Mainstream Hindi cinema has not been known for its affirmative messages of women’s empowerment. A 2017 study on gender stereotyping by Nishtha Madaan and others shows that the percentage of female-centric films has gone up only marginally since the 1970s and remains in the low teens. Certainly, Kabir Singh’s female lead played by Kiara Advani is no more vacuous than the character played by Sonakshi Sinha who says in Dabangg: “Thappad se darr nahin lagta saab, pyaar se lagta hai.” (I’m not scared of your slap, but of your love).

Continue reading “No. Physical violence is NOT a demonstration of true love.”

Opinion | No, physical violence is not a sign of love

In a country where 52% of women believe it is okay to be beaten by their husbands, the views of Sandeep Reddy Vanga, director Kabir Singh, apparently endorsing physical violence as a sign of love, are deeply disturbing.

In the first 10 years since the Domestic Violence Act came into force in 2006, over 10 lakh cases of domestic violence have been registered.

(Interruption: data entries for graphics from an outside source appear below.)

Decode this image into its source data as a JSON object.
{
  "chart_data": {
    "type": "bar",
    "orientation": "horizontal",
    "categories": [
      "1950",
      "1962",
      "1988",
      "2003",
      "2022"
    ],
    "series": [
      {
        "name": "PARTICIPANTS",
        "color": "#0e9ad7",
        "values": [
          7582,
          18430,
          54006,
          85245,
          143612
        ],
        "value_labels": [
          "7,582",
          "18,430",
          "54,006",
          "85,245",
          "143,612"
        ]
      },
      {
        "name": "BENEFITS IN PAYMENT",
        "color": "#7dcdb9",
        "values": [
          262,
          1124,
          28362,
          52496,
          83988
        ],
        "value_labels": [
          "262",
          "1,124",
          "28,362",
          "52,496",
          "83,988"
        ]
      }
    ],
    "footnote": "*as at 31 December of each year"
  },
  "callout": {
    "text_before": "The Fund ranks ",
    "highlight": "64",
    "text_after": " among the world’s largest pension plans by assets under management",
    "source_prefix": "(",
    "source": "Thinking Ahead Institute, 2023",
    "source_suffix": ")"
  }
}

And, yet, domestic violence remains vastly underreported primarily because of the victim’s relationship with a husband or a partner.(SHUTTERSTOCK)

In a country where 52% of women believe it is okay to be beaten by their husbands, the views of Sandeep Reddy Vanga, director Kabir Singh, apparently endorsing physical violence as a sign of love, are deeply disturbing.

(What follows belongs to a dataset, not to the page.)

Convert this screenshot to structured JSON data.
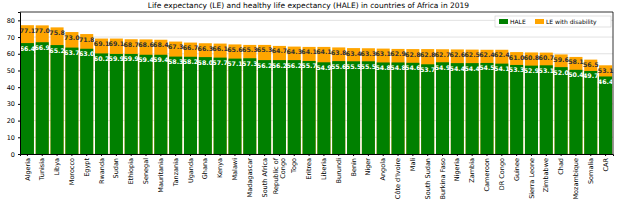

“When you are deeply in love … if you don’t have the liberty of slapping each other, then I don’t see anything there,” Vanga told Anupama Chopra in an interview.

I am not sure the one in three married women who have experienced physical violence – slapping, choking, punching and burning — by their husbands, according to the National Family Health Survey 4, would agree. In the first 10 years since the Domestic Violence Act came into force in 2006, over 10 lakh cases of domestic violence have been registered. And, yet, domestic violence remains vastly underreported primarily because of the victim’s relationship with a husband or a partner.

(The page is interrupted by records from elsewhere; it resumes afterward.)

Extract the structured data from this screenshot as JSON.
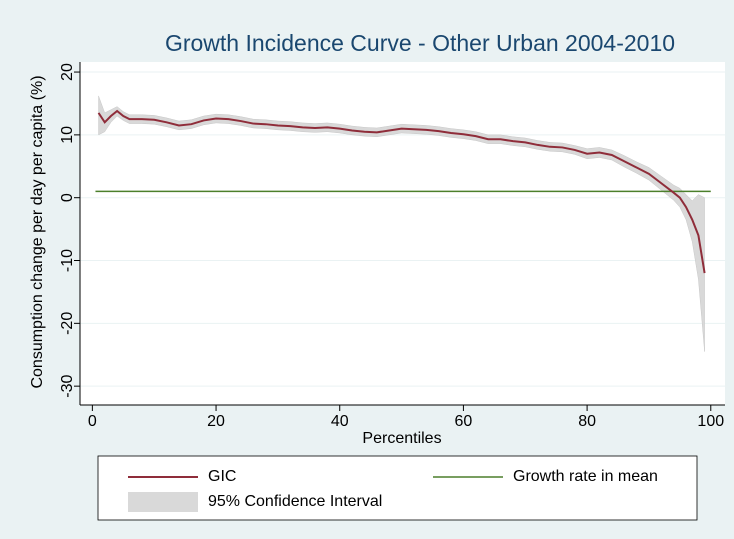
{
  "chart_data": {
    "type": "line",
    "title": "Growth Incidence Curve - Other Urban 2004-2010",
    "x_label": "Percentiles",
    "y_label": "Consumption change per day per capita (%)",
    "xlim": [
      -2,
      102.3
    ],
    "ylim": [
      -33,
      21.6
    ],
    "xticks": [
      0,
      20,
      40,
      60,
      80,
      100
    ],
    "yticks": [
      -30,
      -20,
      -10,
      0,
      10,
      20
    ],
    "grid": true,
    "legend": "bottom",
    "band": {
      "name": "95% Confidence Interval",
      "color": "#d9d9d9",
      "x": [
        1,
        2,
        3,
        4,
        5,
        6,
        8,
        10,
        12,
        14,
        16,
        18,
        20,
        22,
        24,
        26,
        28,
        30,
        32,
        34,
        36,
        38,
        40,
        42,
        44,
        46,
        48,
        50,
        52,
        54,
        56,
        58,
        60,
        62,
        64,
        66,
        68,
        70,
        72,
        74,
        76,
        78,
        80,
        82,
        84,
        86,
        88,
        90,
        92,
        94,
        95,
        96,
        97,
        98,
        99
      ],
      "upper": [
        16.2,
        13.5,
        14,
        14.5,
        13.7,
        13.2,
        13.2,
        13.1,
        12.7,
        12.2,
        12.4,
        13,
        13.3,
        13.2,
        12.9,
        12.5,
        12.4,
        12.2,
        12.1,
        11.9,
        11.8,
        11.9,
        11.7,
        11.4,
        11.2,
        11.1,
        11.4,
        11.7,
        11.6,
        11.5,
        11.3,
        11,
        10.8,
        10.5,
        10,
        10,
        9.7,
        9.5,
        9.1,
        8.8,
        8.7,
        8.3,
        7.8,
        8,
        7.6,
        6.7,
        5.7,
        4.8,
        3.4,
        2,
        1.5,
        0.5,
        -0.5,
        0.5,
        0
      ],
      "lower": [
        10,
        10.5,
        12,
        13,
        12.3,
        11.8,
        11.8,
        11.7,
        11.3,
        10.8,
        11,
        11.6,
        11.9,
        11.8,
        11.5,
        11.1,
        11,
        10.8,
        10.7,
        10.5,
        10.4,
        10.5,
        10.3,
        10,
        9.8,
        9.7,
        10,
        10.3,
        10.2,
        10.1,
        9.9,
        9.6,
        9.4,
        9.1,
        8.6,
        8.6,
        8.3,
        8.1,
        7.7,
        7.4,
        7.3,
        6.9,
        6.2,
        6.4,
        6,
        4.9,
        3.9,
        2.8,
        1.2,
        -0.4,
        -1.5,
        -3.5,
        -7,
        -13,
        -24.5
      ]
    },
    "series": [
      {
        "name": "GIC",
        "color": "#8f2d3a",
        "x": [
          1,
          2,
          3,
          4,
          5,
          6,
          8,
          10,
          12,
          14,
          16,
          18,
          20,
          22,
          24,
          26,
          28,
          30,
          32,
          34,
          36,
          38,
          40,
          42,
          44,
          46,
          48,
          50,
          52,
          54,
          56,
          58,
          60,
          62,
          64,
          66,
          68,
          70,
          72,
          74,
          76,
          78,
          80,
          82,
          84,
          86,
          88,
          90,
          92,
          94,
          95,
          96,
          97,
          98,
          99
        ],
        "values": [
          13.5,
          12,
          13,
          13.8,
          13,
          12.5,
          12.5,
          12.4,
          12,
          11.5,
          11.7,
          12.3,
          12.6,
          12.5,
          12.2,
          11.8,
          11.7,
          11.5,
          11.4,
          11.2,
          11.1,
          11.2,
          11,
          10.7,
          10.5,
          10.4,
          10.7,
          11,
          10.9,
          10.8,
          10.6,
          10.3,
          10.1,
          9.8,
          9.3,
          9.3,
          9,
          8.8,
          8.4,
          8.1,
          8,
          7.6,
          7,
          7.2,
          6.8,
          5.8,
          4.8,
          3.8,
          2.3,
          0.8,
          0,
          -1.5,
          -3.5,
          -6,
          -12
        ]
      },
      {
        "name": "Growth rate in mean",
        "color": "#4b7f2b",
        "x": [
          0.5,
          100
        ],
        "values": [
          1,
          1
        ]
      }
    ]
  }
}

Mainstream Hindi cinema has not been known for its affirmative messages of women’s empowerment. A 2017 study on gender stereotyping by Nishtha Madaan and others shows that the percentage of female-centric films has gone up only marginally since the 1970s and remains in the low teens. Certainly, Kabir Singh’s female lead played by Kiara Advani is no more vacuous than the character played by Sonakshi Sinha who says in Dabangg: “Thappad se darr nahin lagta saab, pyaar se lagta hai.” (I’m not scared of your slap, but of your love).

Those in the film business often argue for the need to separate art from the artist. With his interview, Vanga breaks this barrier. Kabir Singh is not formulaic cinema made for the box office but a belief, as expressed in his interview: True love includes the right to violence. In the film we see this violence, not just by the lead actors but also by the heroine’s father and adolescent brother.

It’s a violence that is reflected in social reality. The daughter of a BJP MLA, Rajesh Mishra, makes a video asking her father to call off his goons who have been harassing the man she has recently married. Adolescent girls, finds IndiaSpend, are lured into trafficking by boyfriends who profess to love them and convince them to ‘elope’. And in Ahmedabad district, a Dalit man is hacked to death by his upper caste in-laws when he goes to pick up his wife who is two months pregnant.

There is a global struggle to eliminate violence against women — not easy in a society that has internalised, even normalised, it. “Showing how pervasive gender-based violence is, runs the risk of normalising it,” states the Economic Survey 2018-19 that calls for a gender campaign that uses positive role models.

Vanga has a right to his creative license but to justify this nonsense as ‘true love’ is dangerous.

Mercifully, not everyone is buying his message. I watched on the big screen as my co-watcher, a woman scientist in her 30s, remarked: “Kabir Singh is a psycho. The heroine should run away from him as fast as she can.”